Ebenso kennzeichnend für den Katholiken Adenauer war sein unerschütterlicher Glaube daran, dass er – und nur er allein – recht hatte. Dies konnte in Sturheit und Arroganz, ja sogar in Skrupellosigkeit ausarten. Bei der Bekämpfung seiner politischen Gegner schreckte Adenauer vor kaum einem Mittel zurück. Nach neuen „Spiegel“-Recherchen ließ er SPD-Chef Willy Brandt sogar bespitzeln. Danach habe Adenauer dem damaligen BND-Präsidenten Reinhard Gehlen im September 1960 einen entsprechenden Arbeitsauftrag erteilt. Adenauer habe wissen wollen, ob Brandt für Hinrichtungen im Spanischen Bürgerkrieg verantwortlich war oder ob er für eine fremde Macht spioniert hat.
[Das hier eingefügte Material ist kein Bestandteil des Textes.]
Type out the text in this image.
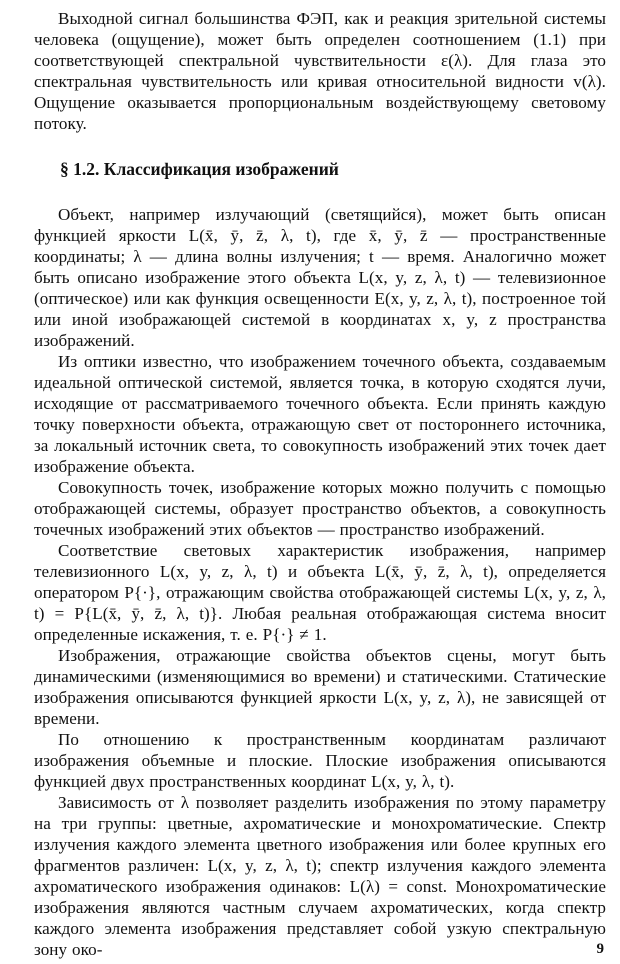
Выходной сигнал большинства ФЭП, как и реакция зрительной системы человека (ощущение), может быть определен соотношением (1.1) при соответствующей спектральной чувствительности ε(λ). Для глаза это спектральная чувствительность или кривая относительной видности v(λ). Ощущение оказывается пропорциональным воздействующему световому потоку.

§ 1.2. Классификация изображений

Объект, например излучающий (светящийся), может быть описан функцией яркости L(x̄, ȳ, z̄, λ, t), где x̄, ȳ, z̄ — пространственные координаты; λ — длина волны излучения; t — время. Аналогично может быть описано изображение этого объекта L(x, y, z, λ, t) — телевизионное (оптическое) или как функция освещенности E(x, y, z, λ, t), построенное той или иной изображающей системой в координатах x, y, z пространства изображений.

Из оптики известно, что изображением точечного объекта, создаваемым идеальной оптической системой, является точка, в которую сходятся лучи, исходящие от рассматриваемого точечного объекта. Если принять каждую точку поверхности объекта, отражающую свет от постороннего источника, за локальный источник света, то совокупность изображений этих точек дает изображение объекта.

Совокупность точек, изображение которых можно получить с помощью отображающей системы, образует пространство объектов, а совокупность точечных изображений этих объектов — пространство изображений.

Соответствие световых характеристик изображения, например телевизионного L(x, y, z, λ, t) и объекта L(x̄, ȳ, z̄, λ, t), определяется оператором P{·}, отражающим свойства отображающей системы L(x, y, z, λ, t) = P{L(x̄, ȳ, z̄, λ, t)}. Любая реальная отображающая система вносит определенные искажения, т. е. P{·} ≠ 1.

Изображения, отражающие свойства объектов сцены, могут быть динамическими (изменяющимися во времени) и статическими. Статические изображения описываются функцией яркости L(x, y, z, λ), не зависящей от времени.

По отношению к пространственным координатам различают изображения объемные и плоские. Плоские изображения описываются функцией двух пространственных координат L(x, y, λ, t).

Зависимость от λ позволяет разделить изображения по этому параметру на три группы: цветные, ахроматические и монохроматические. Спектр излучения каждого элемента цветного изображения или более крупных его фрагментов различен: L(x, y, z, λ, t); спектр излучения каждого элемента ахроматического изображения одинаков: L(λ) = const. Монохроматические изображения являются частным случаем ахроматических, когда спектр каждого элемента изображения представляет собой узкую спектральную зону око-	9
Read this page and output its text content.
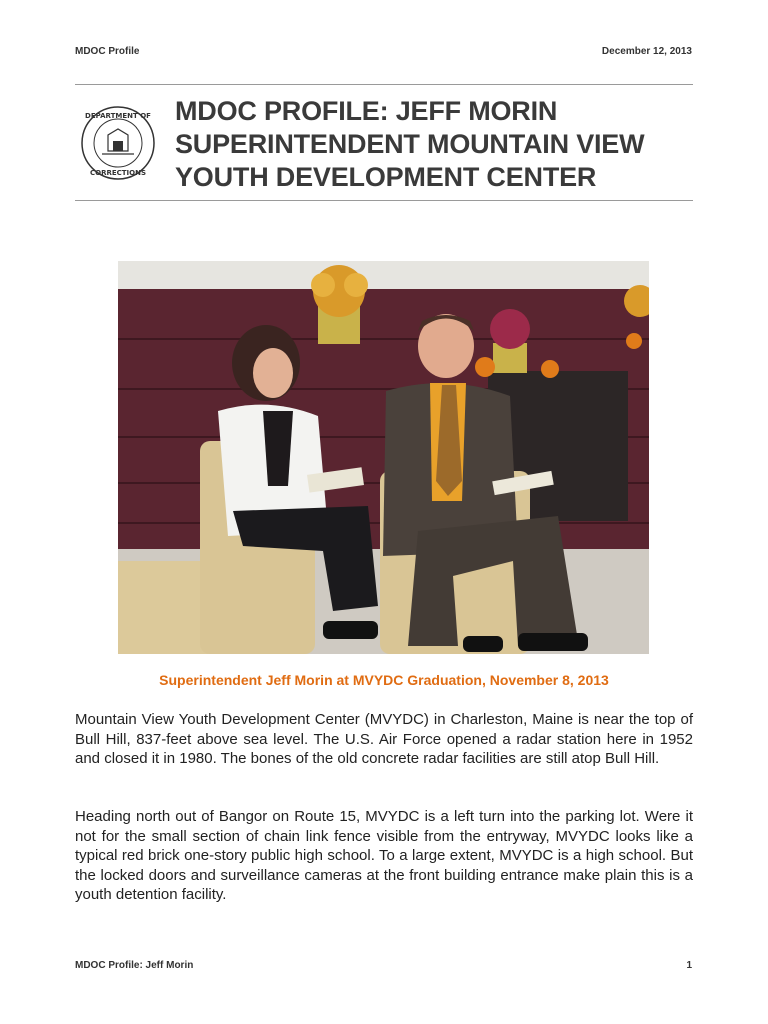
MDOC Profile	December 12, 2013
DEPARTMENT OF
CORRECTIONS
MDOC PROFILE: JEFF MORIN
SUPERINTENDENT MOUNTAIN VIEW
YOUTH DEVELOPMENT CENTER
Superintendent Jeff Morin at MVYDC Graduation, November 8, 2013

Mountain View Youth Development Center (MVYDC) in Charleston, Maine is near the top of Bull Hill, 837-feet above sea level. The U.S. Air Force opened a radar station here in 1952 and closed it in 1980. The bones of the old concrete radar facilities are still atop Bull Hill.

Heading north out of Bangor on Route 15, MVYDC is a left turn into the parking lot. Were it not for the small section of chain link fence visible from the entryway, MVYDC looks like a typical red brick one-story public high school. To a large extent, MVYDC is a high school. But the locked doors and surveillance cameras at the front building entrance make plain this is a youth detention facility.

MDOC Profile: Jeff Morin	1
Brandt war vor den Nationalsozialisten nach Norwegen geflohen und hatte für norwegische Zeitungen vom Bürgerkrieg in Spanien berichtet.
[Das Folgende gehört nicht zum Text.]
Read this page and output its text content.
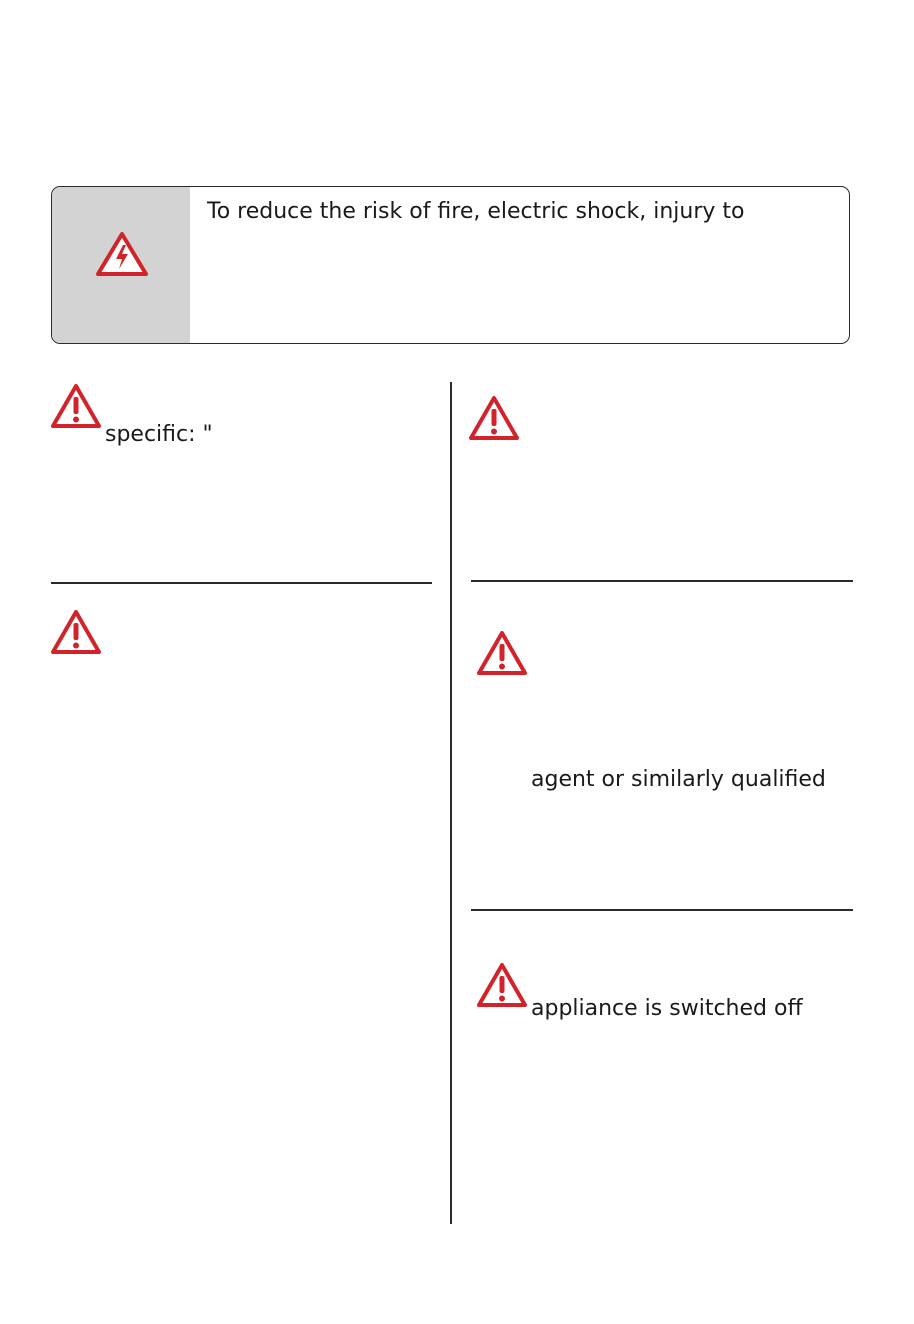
To reduce the risk of fire, electric shock, injury to
specific: "
agent or similarly qualified
appliance is switched off
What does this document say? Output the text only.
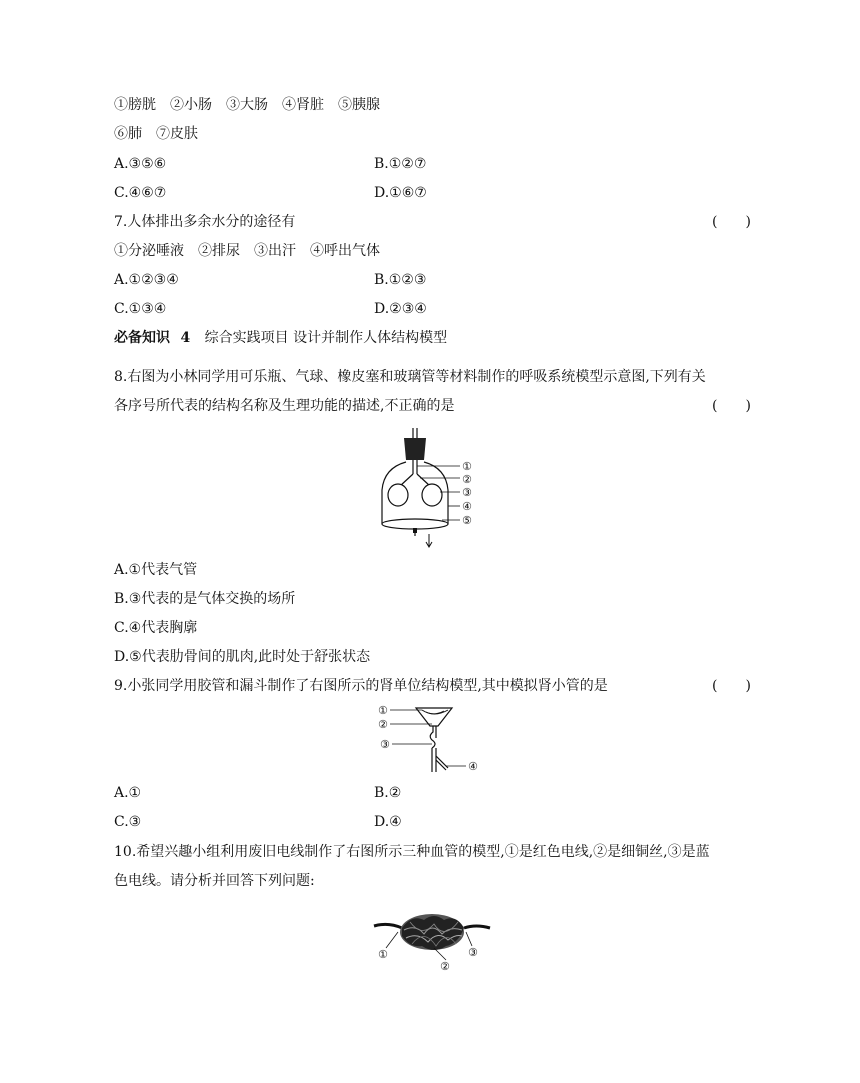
①膀胱　②小肠　③大肠　④肾脏　⑤胰腺
⑥肺　⑦皮肤
A.③⑤⑥	B.①②⑦
C.④⑥⑦	D.①⑥⑦
7.人体排出多余水分的途径有	(　　)
①分泌唾液　②排尿　③出汗　④呼出气体
A.①②③④	B.①②③
C.①③④	D.②③④
必备知识 4 综合实践项目 设计并制作人体结构模型
8.右图为小林同学用可乐瓶、气球、橡皮塞和玻璃管等材料制作的呼吸系统模型示意图,下列有关
各序号所代表的结构名称及生理功能的描述,不正确的是	(　　)
①
②
③
④
⑤
A.①代表气管
B.③代表的是气体交换的场所
C.④代表胸廓
D.⑤代表肋骨间的肌肉,此时处于舒张状态
9.小张同学用胶管和漏斗制作了右图所示的肾单位结构模型,其中模拟肾小管的是	(　　)
①
②
③
④
A.①	B.②
C.③	D.④
10.希望兴趣小组利用废旧电线制作了右图所示三种血管的模型,①是红色电线,②是细铜丝,③是蓝
色电线。请分析并回答下列问题:
①
②
③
Sein übersteigertes Selbstbild konnte sich aber auch in bewundernswerter Standhaftigkeit äußern. So zog sich Adenauer 1933 den Hass der Nazis zu, indem er sich als Kölner Oberbürgermeister noch zweieinhalb Wochen nach Hitlers Machtübernahme weigerte, den Führer am Flughafen zu empfangen und zu seinen Ehren die städtischen Gebäude zu beflaggen. Nach dem Hitler-Attentat vom 20. Juli 1944 wurde der überzeugte Republikaner verhaftet. Ein Gestapo-Kommissar bat ihn, doch bitte keinen Selbstmord zu begehen, denn das würde ihm Scherereien verursachen. Auf Adenauers verwunderte Frage, warum er das tun sollte, antwortete der Gestapo-Mann, er habe doch vom Leben nichts mehr zu erwarten.
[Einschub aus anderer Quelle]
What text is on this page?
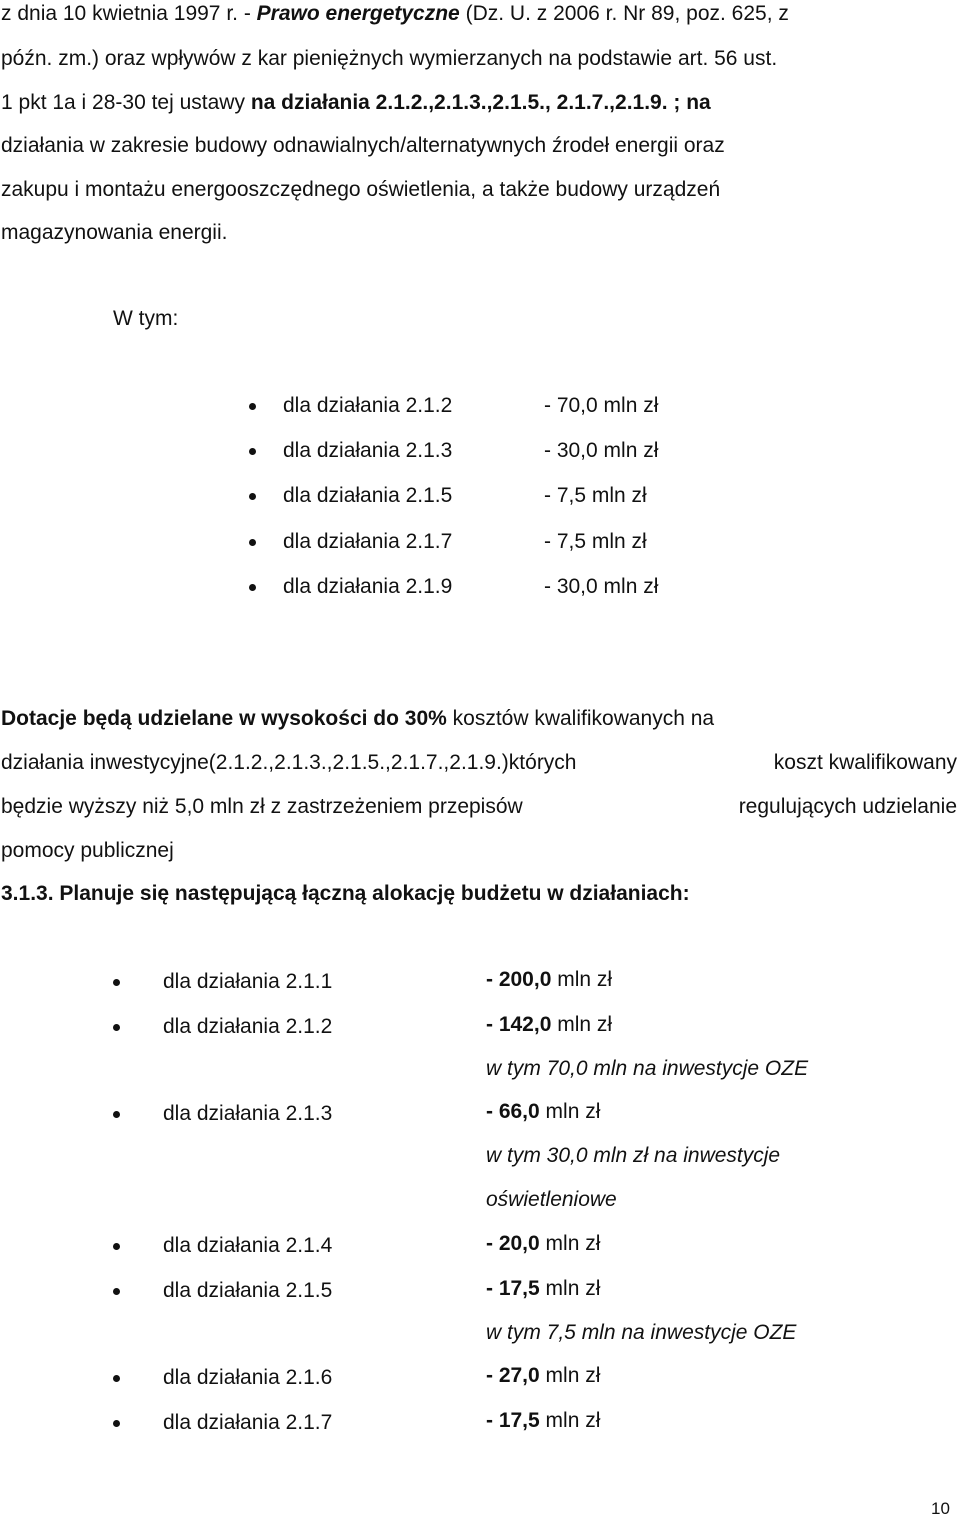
z dnia 10 kwietnia 1997 r. - Prawo energetyczne (Dz. U. z 2006 r. Nr 89, poz. 625, z
późn. zm.) oraz wpływów z kar pieniężnych wymierzanych na podstawie art. 56 ust.
1 pkt 1a i 28-30 tej ustawy na działania 2.1.2.,2.1.3.,2.1.5., 2.1.7.,2.1.9. ; na
działania w zakresie budowy odnawialnych/alternatywnych źrodeł energii oraz
zakupu i montażu energooszczędnego oświetlenia, a także budowy urządzeń
magazynowania energii.
W tym:
dla działania 2.1.2	- 70,0 mln zł
dla działania 2.1.3	- 30,0 mln zł
dla działania 2.1.5	- 7,5 mln zł
dla działania 2.1.7	- 7,5 mln zł
dla działania 2.1.9	- 30,0 mln zł
Dotacje będą udzielane w wysokości do 30% kosztów kwalifikowanych na
działania inwestycyjne(2.1.2.,2.1.3.,2.1.5.,2.1.7.,2.1.9.)których	koszt kwalifikowany
będzie wyższy niż 5,0 mln zł z zastrzeżeniem przepisów	regulujących udzielanie
pomocy publicznej
3.1.3. Planuje się następującą łączną alokację budżetu w działaniach:
dla działania 2.1.1	- 200,0 mln zł
dla działania 2.1.2	- 142,0 mln zł
w tym 70,0 mln na inwestycje OZE
dla działania 2.1.3	- 66,0 mln zł
w tym 30,0 mln zł na inwestycje
oświetleniowe
dla działania 2.1.4	- 20,0 mln zł
dla działania 2.1.5	- 17,5 mln zł
w tym 7,5 mln na inwestycje OZE
dla działania 2.1.6	- 27,0 mln zł
dla działania 2.1.7	- 17,5 mln zł
10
Doch da irrte er sich – Adenauer legte erst richtig los. Er wurde zum Glücksfall für die junge Bundesrepublik. Sein autoritärer Führungsstil ist zwar oft kritisiert worden, doch Historiker wie die Adenauer-Biografin Marie-Luise Recker betonen: Erst dadurch und durch sein Image als „Macher“ verschaffte er der Demokratie erstmals breite Akzeptanz bei den Deutschen. In der Außenpolitik brach Adenauer mit der nationalistischen Tradition und band zum ersten Mal einen deutschen Staat in ein Bündnissystem westlicher Demokratien ein. Damit lenkte er die deutsche Geschichte auf Dauer in eine andere Richtung. Auch wenn die Bundesrepublik 50 Jahre nach seinem Tod keine Bonner Republik mehr ist: Den Stempel ihres ersten Kanzlers trägt sie bis heute.